Le réalisateur est bulgare mais Aga se déroule au nord-est de la Sibérie, en Iakoutie, une des régions les plus froides de la planète. Là, vivent Nanook et Sedna, un couple déjà âgé, totalement isolés au milieu d'immenses étendues glacées. Chaque matin, Nanook part avec son chien et son traîneau pour tenter de rapporter de quoi manger en chassant et pêchant. Pendant ce temps, Sedna tanne des peaux, tisse des filets de pêche et confectionne des vêtements. Leur seul lien avec le monde extérieur est un jeune homme qui vient de temps en temps leur apporter du bois et du fuel pour chauffer, un peu, leur yourte. Il leur donne aussi des nouvelles de leur fille avec laquelle Nanook est fâché depuis qu'elle a rompu avec les traditions familiales en partant travailler dans une mine de diamants à ciel ouvert. Mais les temps sont de plus en plus difficiles, la nourriture se fait rare et, avec l'âge, les forces diminuent...

Il ne faut pas imaginer assister à un documentaire anthropologique en allant voir Aga, car il s'agit bien d'une fiction même si la part documentaire n'est pas négligeable. Magnifiquement photographié, la palette des blancs est étonnante, le film est une chronique familiale peu bavarde où la part fictionnelle s'installe au fur et à mesure que le film se déroule, pour atteindre, à la fin, une ampleur insoupçonnée. Grâce, tout d'abord, à une scène de tempête impressionnante, avant un épilogue profondément émouvant avec une utilisation très réussie de la musique de Gustav Mahler.

Et ce n'est pas un hasard si le personnage principal se nomme Nanook, comme dans le film éponyme de Robert Flaherty, car l'approche de Milko Lazarov n'est pas si éloignée ; mais on pense aussi à Derzou Ouzala, le film de Akira Kurosawa, qui évoquait déjà un paradis perdu tout en tirant la sonnette d'alarme sur une certaine modernité destructrice. Car si Aga n'est pas porteur d'un discours (encore une fois il est peu bavard), il montre, pourtant, l'air de rien, les dérèglements climatiques qui touchent aussi cette partie reculée du monde où la pêche est de moins en moins bonne, où des animaux meurent mystérieusement tandis que les avions passent de plus en plus souvent.
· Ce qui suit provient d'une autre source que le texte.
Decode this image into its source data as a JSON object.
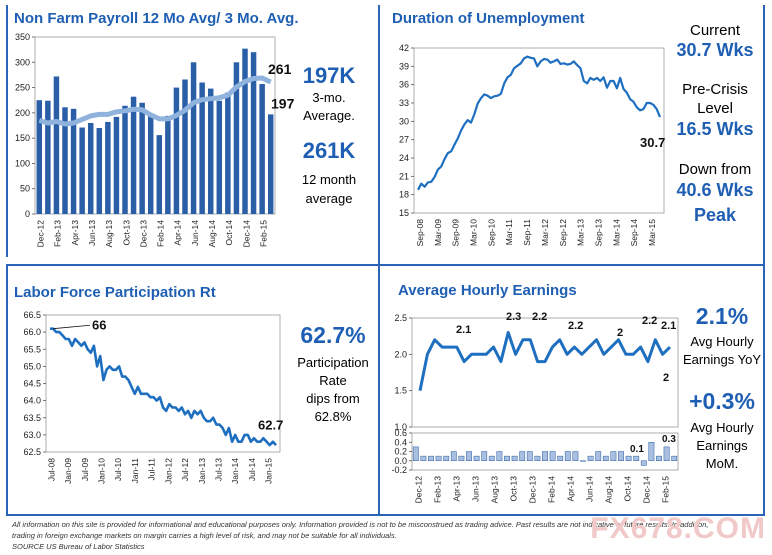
{
  "colors": {
    "title": "#1f5fb3",
    "bar": "#2a5fa8",
    "line": "#8fb3dd",
    "blue": "#1f6fc0"
  },
  "panels": {
    "nfp": {
      "title": "Non Farm Payroll 12 Mo Avg/ 3 Mo. Avg.",
      "stat1": "197K",
      "stat1_desc_a": "3-mo.",
      "stat1_desc_b": "Average.",
      "stat2": "261K",
      "stat2_desc_a": "12 month",
      "stat2_desc_b": "average"
    },
    "dur": {
      "title": "Duration of Unemployment",
      "l1": "Current",
      "l2": "30.7 Wks",
      "l3": "Pre-Crisis",
      "l4": "Level",
      "l5": "16.5 Wks",
      "l6": "Down from",
      "l7": "40.6 Wks",
      "l8": "Peak"
    },
    "lfp": {
      "title": "Labor Force Participation Rt",
      "s1": "62.7%",
      "s2": "Participation",
      "s3": "Rate",
      "s4": "dips from",
      "s5": "62.8%"
    },
    "ahe": {
      "title": "Average Hourly Earnings",
      "s1": "2.1%",
      "s2": "Avg Hourly",
      "s3": "Earnings YoY",
      "s4": "+0.3%",
      "s5": "Avg Hourly",
      "s6": "Earnings",
      "s7": "MoM."
    }
  },
  "footnote": {
    "line1": "All information on this site is provided for informational and educational purposes only. Information provided is not to be misconstrued as trading advice.  Past results are not indicative of future results.  In addition,",
    "line2": "trading in foreign exchange markets on margin carries a high level of risk, and may not be suitable for all individuals.",
    "line3": "SOURCE US Bureau of Labor Statistics"
  },
  "watermark": "FX678.COM",
  "chart_data": [
    {
      "id": "nfp",
      "type": "bar",
      "title": "Non Farm Payroll 12 Mo Avg/ 3 Mo. Avg.",
      "ylim": [
        0,
        350
      ],
      "yticks": [
        0,
        50,
        100,
        150,
        200,
        250,
        300,
        350
      ],
      "categories": [
        "Dec-12",
        "Jan-13",
        "Feb-13",
        "Mar-13",
        "Apr-13",
        "May-13",
        "Jun-13",
        "Jul-13",
        "Aug-13",
        "Sep-13",
        "Oct-13",
        "Nov-13",
        "Dec-13",
        "Jan-14",
        "Feb-14",
        "Mar-14",
        "Apr-14",
        "May-14",
        "Jun-14",
        "Jul-14",
        "Aug-14",
        "Sep-14",
        "Oct-14",
        "Nov-14",
        "Dec-14",
        "Jan-15",
        "Feb-15",
        "Mar-15"
      ],
      "xticklabels": [
        "Dec-12",
        "Feb-13",
        "Apr-13",
        "Jun-13",
        "Aug-13",
        "Oct-13",
        "Dec-13",
        "Feb-14",
        "Apr-14",
        "Jun-14",
        "Aug-14",
        "Oct-14",
        "Dec-14",
        "Feb-15"
      ],
      "series": [
        {
          "name": "Monthly",
          "values": [
            225,
            224,
            272,
            211,
            208,
            171,
            180,
            170,
            182,
            192,
            214,
            232,
            220,
            197,
            156,
            194,
            250,
            266,
            300,
            260,
            248,
            224,
            240,
            300,
            327,
            320,
            257,
            197
          ]
        },
        {
          "name": "12 Mo Avg",
          "values": [
            185,
            180,
            183,
            178,
            180,
            187,
            194,
            197,
            197,
            202,
            204,
            207,
            206,
            196,
            188,
            188,
            195,
            205,
            220,
            226,
            228,
            230,
            235,
            251,
            262,
            268,
            269,
            261
          ]
        }
      ],
      "annotations": [
        {
          "text": "261",
          "index": 27,
          "value": 261
        },
        {
          "text": "197",
          "index": 27,
          "value": 197
        }
      ]
    },
    {
      "id": "dur",
      "type": "line",
      "title": "Duration of Unemployment",
      "ylim": [
        15,
        42
      ],
      "yticks": [
        15,
        18,
        21,
        24,
        27,
        30,
        33,
        36,
        39,
        42
      ],
      "xticklabels": [
        "Sep-08",
        "Mar-09",
        "Sep-09",
        "Mar-10",
        "Sep-10",
        "Mar-11",
        "Sep-11",
        "Mar-12",
        "Sep-12",
        "Mar-13",
        "Sep-13",
        "Mar-14",
        "Sep-14",
        "Mar-15"
      ],
      "values": [
        18.8,
        19.8,
        19.3,
        20.0,
        20.1,
        20.9,
        22.1,
        22.6,
        23.8,
        24.8,
        25.1,
        26.2,
        27.2,
        28.5,
        29.5,
        30.2,
        29.8,
        31.2,
        32.9,
        33.8,
        34.4,
        34.2,
        33.8,
        34.1,
        34.2,
        34.5,
        36.2,
        37.2,
        37.6,
        38.7,
        39.1,
        39.5,
        40.3,
        40.6,
        40.4,
        40.3,
        39.0,
        39.8,
        40.2,
        40.1,
        39.6,
        39.8,
        40.1,
        39.4,
        39.5,
        39.3,
        39.4,
        39.8,
        39.2,
        38.7,
        36.6,
        36.2,
        37.1,
        36.8,
        37.1,
        36.6,
        37.2,
        35.5,
        36.6,
        36.6,
        35.4,
        37.1,
        35.3,
        34.7,
        33.6,
        33.2,
        32.3,
        31.8,
        32.0,
        33.0,
        33.0,
        32.7,
        32.0,
        30.7
      ],
      "annotations": [
        {
          "text": "30.7",
          "value": 30.7
        }
      ]
    },
    {
      "id": "lfp",
      "type": "line",
      "title": "Labor Force Participation Rt",
      "ylim": [
        62.5,
        66.5
      ],
      "yticks": [
        62.5,
        63,
        63.5,
        64,
        64.5,
        65,
        65.5,
        66,
        66.5
      ],
      "xticklabels": [
        "Jul-08",
        "Jan-09",
        "Jul-09",
        "Jan-10",
        "Jul-10",
        "Jan-11",
        "Jul-11",
        "Jan-12",
        "Jul-12",
        "Jan-13",
        "Jul-13",
        "Jan-14",
        "Jul-14",
        "Jan-15"
      ],
      "values": [
        66.1,
        66.1,
        66.0,
        66.0,
        65.9,
        65.8,
        65.8,
        65.6,
        65.8,
        65.7,
        65.6,
        65.7,
        65.5,
        65.4,
        65.6,
        65.0,
        65.3,
        64.6,
        64.9,
        65.0,
        64.9,
        64.9,
        65.0,
        64.7,
        64.7,
        64.6,
        64.4,
        64.2,
        64.4,
        64.2,
        64.2,
        64.2,
        64.1,
        64.1,
        64.0,
        64.1,
        63.8,
        63.7,
        63.9,
        63.8,
        63.8,
        63.7,
        63.8,
        63.6,
        63.7,
        63.5,
        63.7,
        63.6,
        63.7,
        63.5,
        63.4,
        63.4,
        63.5,
        63.3,
        63.3,
        63.2,
        63.0,
        63.2,
        62.8,
        63.0,
        62.8,
        62.8,
        63.0,
        63.0,
        62.8,
        62.9,
        62.8,
        62.8,
        62.9,
        62.8,
        62.7,
        62.8,
        62.7
      ],
      "annotations": [
        {
          "text": "66",
          "value": 66
        },
        {
          "text": "62.7",
          "value": 62.7
        }
      ]
    },
    {
      "id": "ahe_yoy",
      "type": "line",
      "title": "Average Hourly Earnings",
      "ylim": [
        1,
        2.5
      ],
      "yticks": [
        1,
        1.5,
        2,
        2.5
      ],
      "values": [
        1.5,
        2.0,
        2.2,
        2.1,
        2.1,
        2.1,
        1.9,
        2.0,
        2.0,
        2.0,
        2.1,
        1.9,
        2.3,
        2.0,
        2.2,
        2.2,
        1.9,
        1.9,
        2.1,
        2.2,
        2.0,
        2.1,
        2.0,
        2.1,
        2.2,
        2.0,
        2.1,
        2.2,
        2.0,
        2.0,
        2.1,
        1.9,
        2.2,
        2.0,
        2.1
      ],
      "annotations": [
        {
          "text": "2.1",
          "value": 2.1
        },
        {
          "text": "2.3",
          "value": 2.3
        },
        {
          "text": "2.2",
          "value": 2.2
        },
        {
          "text": "2.2",
          "value": 2.2
        },
        {
          "text": "2",
          "value": 2
        },
        {
          "text": "2.2",
          "value": 2.2
        },
        {
          "text": "2.1",
          "value": 2.1
        },
        {
          "text": "2",
          "value": 2
        }
      ]
    },
    {
      "id": "ahe_mom",
      "type": "bar",
      "title": "Average Hourly Earnings MoM",
      "ylim": [
        -0.2,
        0.6
      ],
      "yticks": [
        -0.2,
        0,
        0.2,
        0.4,
        0.6
      ],
      "xticklabels": [
        "Dec-12",
        "Feb-13",
        "Apr-13",
        "Jun-13",
        "Aug-13",
        "Oct-13",
        "Dec-13",
        "Feb-14",
        "Apr-14",
        "Jun-14",
        "Aug-14",
        "Oct-14",
        "Dec-14",
        "Feb-15"
      ],
      "values": [
        0.3,
        0.1,
        0.1,
        0.1,
        0.1,
        0.2,
        0.1,
        0.2,
        0.1,
        0.2,
        0.1,
        0.2,
        0.1,
        0.1,
        0.2,
        0.2,
        0.1,
        0.2,
        0.2,
        0.1,
        0.2,
        0.2,
        0.0,
        0.1,
        0.2,
        0.1,
        0.2,
        0.2,
        0.1,
        0.1,
        -0.1,
        0.4,
        0.1,
        0.3,
        0.1
      ],
      "annotations": [
        {
          "text": "0.1",
          "value": 0.1
        },
        {
          "text": "0.3",
          "value": 0.3
        }
      ]
    }
  ]
}
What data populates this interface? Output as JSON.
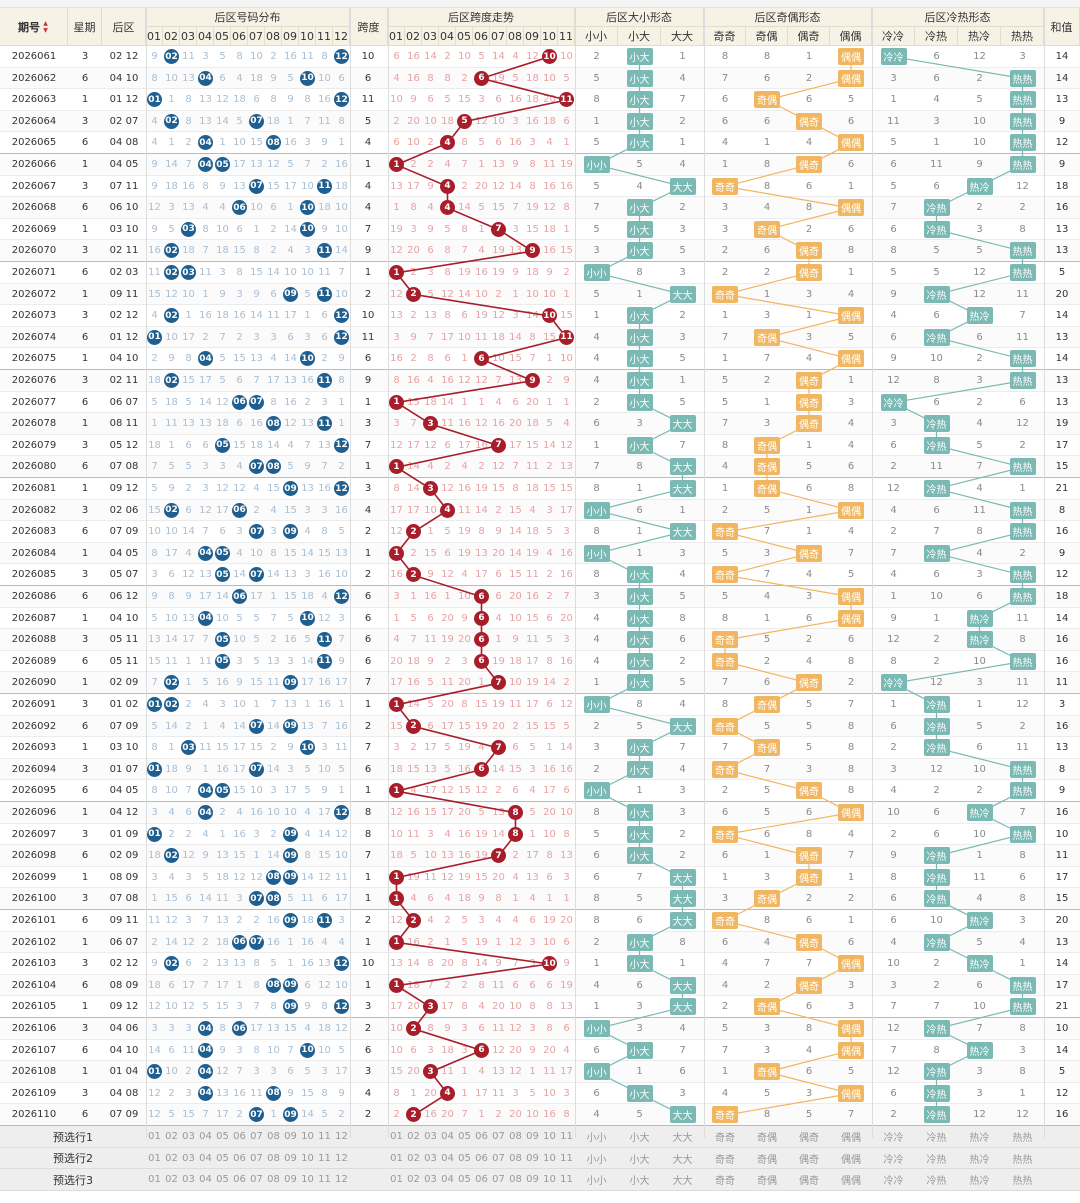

Les amateurs d'objets cinématographiques tout autant originaux qu'abordables vont être comblés par cet Aga qui combine intelligemment réflexion, esthétique et émotion.                                                                                                                                                                                                                                                                                                

Bande annonce

Séances

  • Mardi 11 Décembre :
    17h00

Critiques

  • Commentaire de Jacques Chenu |

    J’ai été émerveillé devant tant de simplicité et de dépouillement, aussi bien dans l’histoire qui nous est contée que dans la mise en scène. Pas besoin d’effets spéciaux, de très gros plans , de montage hyper rythmé, ou de mouvements de caméra pour faire naître l’émotion. Les plans longs et fixes de ce film évoquent des tableaux naturalistes, on a l’impression de regarder un documentaire sur la vie dans les steppes glacées du nord de la Sibérie, et pourtant, ce film est une fiction qui nous emporte dans son univers rude et glacé. En regardant ce film, j’ai assisté à une belle leçon de choses de la vie.

  • Commentaire de CP |

    Un film pour les contemplatifs.
    Loin du bruit, de l’agitation des villes et des hommes, vivent Nanook et Sedna.
    Comme une méditation, on suit jour après jour les mêmes gestes quotidiens de ce couple qui tente de survivre sur une terre de plus en plus hostile.
    Ce film est beau dans sa simplicité, ses silences, ses sourires et ses larmes. Les décors naturels sont superbes.